How I see learning from the trainer side is pretty ugly – mostly students do not want to learn. It is trendy to talk about learning and training should be safe place where to learn, but in many cases ISTQB is something where they have been sent by a boss or something, what they think they have to do, to get a next shiny job title. I try hard to make trainings entertaining (I carry different testing games with me) and informative (learning materials, stories from the past), but sometimes it is simply not working. Sometimes I am happy that at the end of the day everyone simply memorised what negative test is and why we should do it. Most challenging are the ones who refuse to understand some definitions or concepts, for example, difference between validation and verification. Most frustrating if this is a person who has 20 years of experience in IT. In those moments I ask myself, is this really for me? But then I remember my “why?” and everything is OK again. Part of that “why?” are students, who are engaged and eager to learn everything I can share with them. They did some research upfront and have clear vision what they need. It is highly rewarding to work with that kind of students. Discendo discimus – while teaching we learn.

In trainings I invite people to embrace failures, to share experiences, to learn from each other, to use synergy. To help them to do that, I point to my own mistakes. Something like the picture on the top of this post. Few month ago I put whiteboard into our home kitchen. We use it as drawing board, as shopping list, as design board for next game we will program and sometimes I write citations. I guess, now till end of my days, I will spell “intelligence” correctly. Not always I was so cool about my mistakes. Few years ago I would feel ashamed and embarrassed, would try to hide it, put a lot of energy to deny it. Today I share it with the world. I know who I am and spelling mistake will not make me less me. I better put my energy to think why did I spell it wrong? Am I writing too less on an analog information carriers? Do I assume that software will catch all my spelling mistakes?

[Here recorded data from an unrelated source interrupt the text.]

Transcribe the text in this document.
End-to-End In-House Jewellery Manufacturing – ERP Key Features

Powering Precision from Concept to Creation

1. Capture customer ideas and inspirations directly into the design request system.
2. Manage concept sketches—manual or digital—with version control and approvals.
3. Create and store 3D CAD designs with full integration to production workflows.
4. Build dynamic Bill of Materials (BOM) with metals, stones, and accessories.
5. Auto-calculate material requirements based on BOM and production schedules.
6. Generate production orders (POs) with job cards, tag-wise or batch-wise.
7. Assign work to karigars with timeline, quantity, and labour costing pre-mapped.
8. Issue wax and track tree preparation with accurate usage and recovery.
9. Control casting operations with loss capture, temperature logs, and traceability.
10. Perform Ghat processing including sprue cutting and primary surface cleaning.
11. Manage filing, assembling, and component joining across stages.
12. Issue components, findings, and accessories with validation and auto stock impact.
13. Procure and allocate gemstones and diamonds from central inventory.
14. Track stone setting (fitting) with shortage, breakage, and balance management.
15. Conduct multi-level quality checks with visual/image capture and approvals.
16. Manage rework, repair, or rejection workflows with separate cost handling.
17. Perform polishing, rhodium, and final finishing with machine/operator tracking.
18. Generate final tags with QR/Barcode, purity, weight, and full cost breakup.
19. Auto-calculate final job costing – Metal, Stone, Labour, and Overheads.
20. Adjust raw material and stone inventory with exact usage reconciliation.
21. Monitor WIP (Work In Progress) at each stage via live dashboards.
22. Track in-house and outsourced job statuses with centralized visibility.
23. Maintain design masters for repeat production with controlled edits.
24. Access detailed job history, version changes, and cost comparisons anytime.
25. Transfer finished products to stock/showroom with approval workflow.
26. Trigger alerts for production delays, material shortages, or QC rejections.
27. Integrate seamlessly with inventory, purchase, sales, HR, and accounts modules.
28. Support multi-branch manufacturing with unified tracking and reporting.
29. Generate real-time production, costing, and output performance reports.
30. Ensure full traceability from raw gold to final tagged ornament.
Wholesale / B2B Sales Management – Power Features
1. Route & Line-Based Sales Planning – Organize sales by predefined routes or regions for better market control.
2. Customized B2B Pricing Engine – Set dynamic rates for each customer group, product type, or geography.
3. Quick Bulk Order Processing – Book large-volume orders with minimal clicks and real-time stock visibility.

Since this month we have new colleague Dani. One thing what he did, he created channel in our company slack #todayilearned to share our learnings. It has became simple but effective training for me to identify what did I learn new today. Sometimes it is simple stuff, like, how to spell “intelligence” or that I am afraid to sit in the car which moves faster than 210kmh on busy autobahn, or that people who smell lavender fragrance make less typos and are more productive (I sent this fact immediately to my colleague with whom I used to share an office and passion to lavender). Or sometimes it is realisation that not everyone reads and spends on learning about a software as much as I do. I moved away from digital transition because I was sick of explaining software development basics again and again. Now I explain them on weekly bases :D . I like to think that I can assume correctly about previous software development experiences of my respondent and explain missing parts accordingly his/her level of understanding. And almost every second time I fail, because of aiming too high. People try to write an essay without knowing the alphabet! Yes, even in 2018 you have to explain, with patience and empathy, what is a smoke test, what is a negative test and regression test to a developer with 10 years of experience in software development. And this is OK. We all make mistakes, take wrong decisions and can use it as learning possibilities.